Parts of China's troubled north-west region of Xinjiang have begun offering cash to inter-ethnic couples as part of a drive to assimilate the culturally distinct Uighur minority.
Qiemo county, part of the 460,000 sq km Bayinguoleng autonomous Mongolian prefecture, announced the policy in late August, calling it a "big celebratory gift package" for couples in which one member is an ethnic minority and the other is Han Chinese.
The package includes annual cash payments of 10,000 yuan (£980) for inter-ethnic couples during the first five years of their marriage, as well as housing, healthcare and education subsidies, according to a statement on the Qiemo county government's website.

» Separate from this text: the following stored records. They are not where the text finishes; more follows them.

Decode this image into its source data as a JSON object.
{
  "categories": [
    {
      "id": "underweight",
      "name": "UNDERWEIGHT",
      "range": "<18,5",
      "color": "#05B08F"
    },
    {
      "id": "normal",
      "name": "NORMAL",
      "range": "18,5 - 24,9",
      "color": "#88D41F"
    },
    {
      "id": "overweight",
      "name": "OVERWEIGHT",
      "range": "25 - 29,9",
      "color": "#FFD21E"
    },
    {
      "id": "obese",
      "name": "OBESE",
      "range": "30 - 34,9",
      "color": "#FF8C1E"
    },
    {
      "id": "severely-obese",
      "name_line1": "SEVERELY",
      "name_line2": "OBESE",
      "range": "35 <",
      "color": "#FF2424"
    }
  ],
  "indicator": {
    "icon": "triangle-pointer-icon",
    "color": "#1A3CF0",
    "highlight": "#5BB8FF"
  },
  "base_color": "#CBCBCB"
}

"Ethnic groups are different only in that we have different languages and different customs, but we have the same blue sky above our heads, the same fertile ground beneath our feet, and the same love in our hearts!" Yasen Nasi'er, deputy secretary of the Qiongkule township Communist party committee, told journalists during the announcement on 25 August. "I believe that intermarriage between ethnic groups is a foundation of Chinese culture, and will strengthen the concrete expression of exchange, association, and mingling of all ethnic groups."
A county official confirmed the policy when reached by phone. "This is meant to promote ethnic unity – that's the main thing," he said.
Xinjiang is China's largest province, a vast sweep of mountains, forests and deserts bordering seven central and south Asian countries, including Afghanistan and India. Uighurs, a Turkic-speaking, predominantly Muslim ethnic group, make up the region's plurality. When Communist troops took control of Xinjiang in 1949, Han Chinese only made up 6% of its total population. Today they make up nearly half.
While ethnic inter-marriage is fairly common across China, it is rare between Uighurs and Han Chinese, underscoring the groups' deep-rooted cultural, religious and linguistic differences. The region's cities are often clearly divided along ethnic lines, with Han residents frequenting separate shops and restaurants from their Uighur counterparts.